Dunsford. You know a saying attributed to the Bishop of --- about temper. No? Somebody, I suppose, was excusing something on the score of temper, to which the Bishop replied, "Temper is nine-tenths of Christianity."

Milverton. There is an appearance we see in Nature, not far from here, by the way, that has often put me in mind of the effect of temper upon men. It is in the lowlands near the sea, where, when the tide is not up (the man out of temper), there is a slimy, patchy, diseased-looking surface of mud and sick seaweed. You pa.s.s by in a few hours, there is a beautiful lake, water up to the green gra.s.s (the man in temper again), and the whole landscape brilliant with reflected light.

Ellesmere. And to complete the likeness, the good temper and the full tide last about the same time--with some men at least. It is so like you, Milverton, to have that simile in your mind. There is nothing you see in Nature, but you must instantly find a parallel for it in man. Sermons in stones you will not see, else I am sure you might. Here is a good hard flint for you to see your next essay in.

Milverton. It will do very well, as my next will be on the subject of population.

Ellesmere. What day are we to have it? I think I have a particular engagement for that day.

Milverton. I must come upon you unawares.

Ellesmere. After the essay you certainly might. Let us decamp now and do something great in the way of education--teach Rollo, though he is but a short-haired dog, to go into the water. That will be a feat.

CHAPTER IX.

Ellesmere succeeded in persuading Rollo to go into the water, which proved more, he said, than the whole of Milverton's essay, how much might be done by judicious education. Before leaving my friends, I promised to come over again to Worth-Ashton in a day or two, to hear another essay. I came early and found them reading their letters.

"You remember Annesleigh at college," said Milverton, "do you not, Dunsford?"

Dunsford. Yes.

Milverton. Here is a long letter from him. He is evidently vexed at the newspaper articles about his conduct in a matter of ----, and he writes to tell me that he is totally misrepresented.

Dunsford. Why does he not explain this publicly?

Milverton. Yes, you naturally think so at first, but such a mode of proceeding would never do for a man in office, and rarely, perhaps, for any man. At least, so the most judicious people seem to think.

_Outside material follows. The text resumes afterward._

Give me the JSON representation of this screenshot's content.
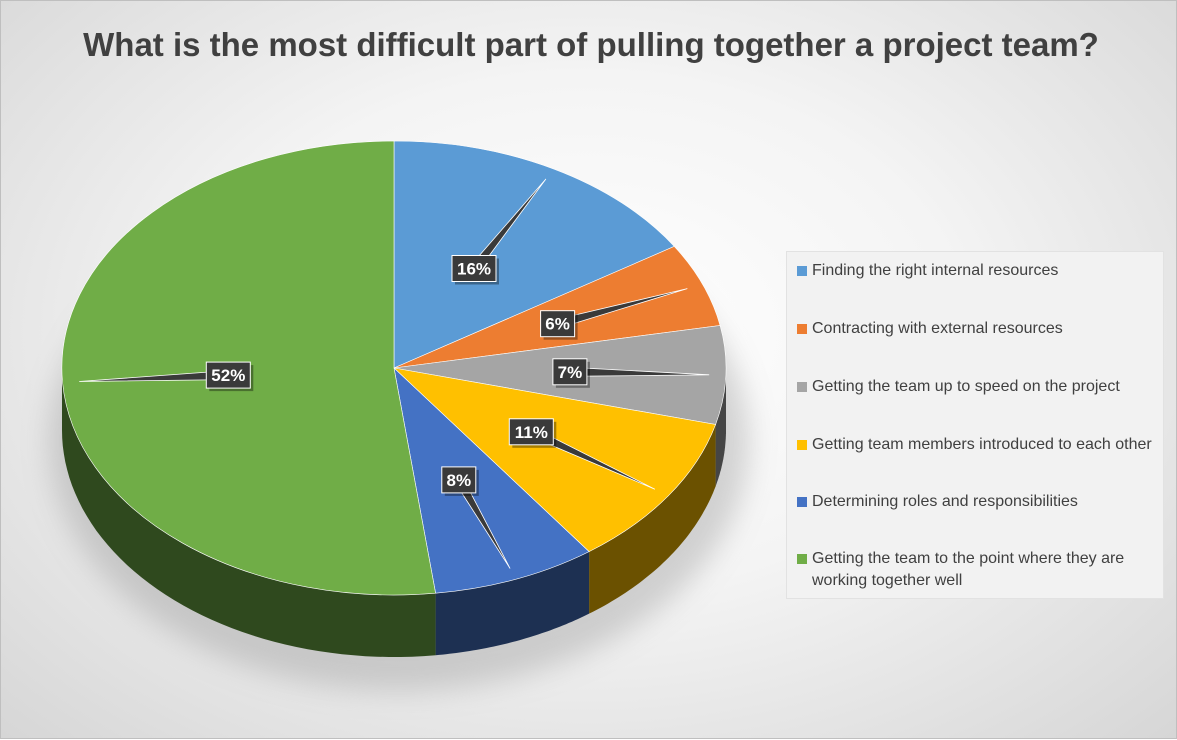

I have known a man in office bear patiently, without attempting any answer, a serious charge which a few lines would have entirely answered, indeed, turned the other way. But then he thought, I imagine, that if you once begin answering, there is no end to it, and also, which is more important, that the public journals were not a tribunal which he was called to appear before. He had his official superiors.

Dunsford. It should be widely known and acknowledged then, that silence does not give consent in these cases.

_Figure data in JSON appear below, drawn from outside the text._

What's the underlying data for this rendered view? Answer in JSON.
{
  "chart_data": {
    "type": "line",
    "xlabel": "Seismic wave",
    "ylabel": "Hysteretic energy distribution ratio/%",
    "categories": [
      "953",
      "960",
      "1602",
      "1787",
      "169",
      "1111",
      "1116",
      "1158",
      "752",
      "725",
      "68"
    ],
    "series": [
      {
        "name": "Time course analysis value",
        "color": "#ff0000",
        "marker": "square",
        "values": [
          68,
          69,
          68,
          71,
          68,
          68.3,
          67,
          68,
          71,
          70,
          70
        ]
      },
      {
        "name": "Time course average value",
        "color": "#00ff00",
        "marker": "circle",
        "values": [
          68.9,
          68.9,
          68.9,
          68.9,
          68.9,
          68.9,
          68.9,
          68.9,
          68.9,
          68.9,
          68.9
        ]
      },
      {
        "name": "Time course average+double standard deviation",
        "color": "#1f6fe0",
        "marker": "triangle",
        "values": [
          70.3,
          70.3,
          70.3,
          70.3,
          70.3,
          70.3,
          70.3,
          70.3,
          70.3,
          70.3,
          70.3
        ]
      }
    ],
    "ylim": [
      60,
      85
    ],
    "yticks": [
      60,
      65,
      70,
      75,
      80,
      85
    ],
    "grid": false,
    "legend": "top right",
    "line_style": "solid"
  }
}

Milverton. It is known, though not, perhaps, sufficiently.

Dunsford. What a fearful power this anonymous journalism is!

Milverton. There is a great deal certainly that is mischievous in it; but take it altogether, it is a wonderful product of civilisation--morally too. Even as regards those qualities which would in general, to use a phrase of Bacon's, "be noted as deficients" in the press, in courtesy and forbearance, for example, it makes a much better figure than might have been expected; as any one would testify, I suspect, who had observed, or himself experienced, the temptations incident to writing on short notice, without much opportunity of after-thought or correction, upon subjects about which he had already expressed an opinion.

Dunsford. Is the anonymousness absolutely necessary?

Milverton. I have often thought whether it is. If the anonymousness were taken away, the press would lose much of its power; but then, why should it not lose a portion of its power, if that portion is only built upon some delusion?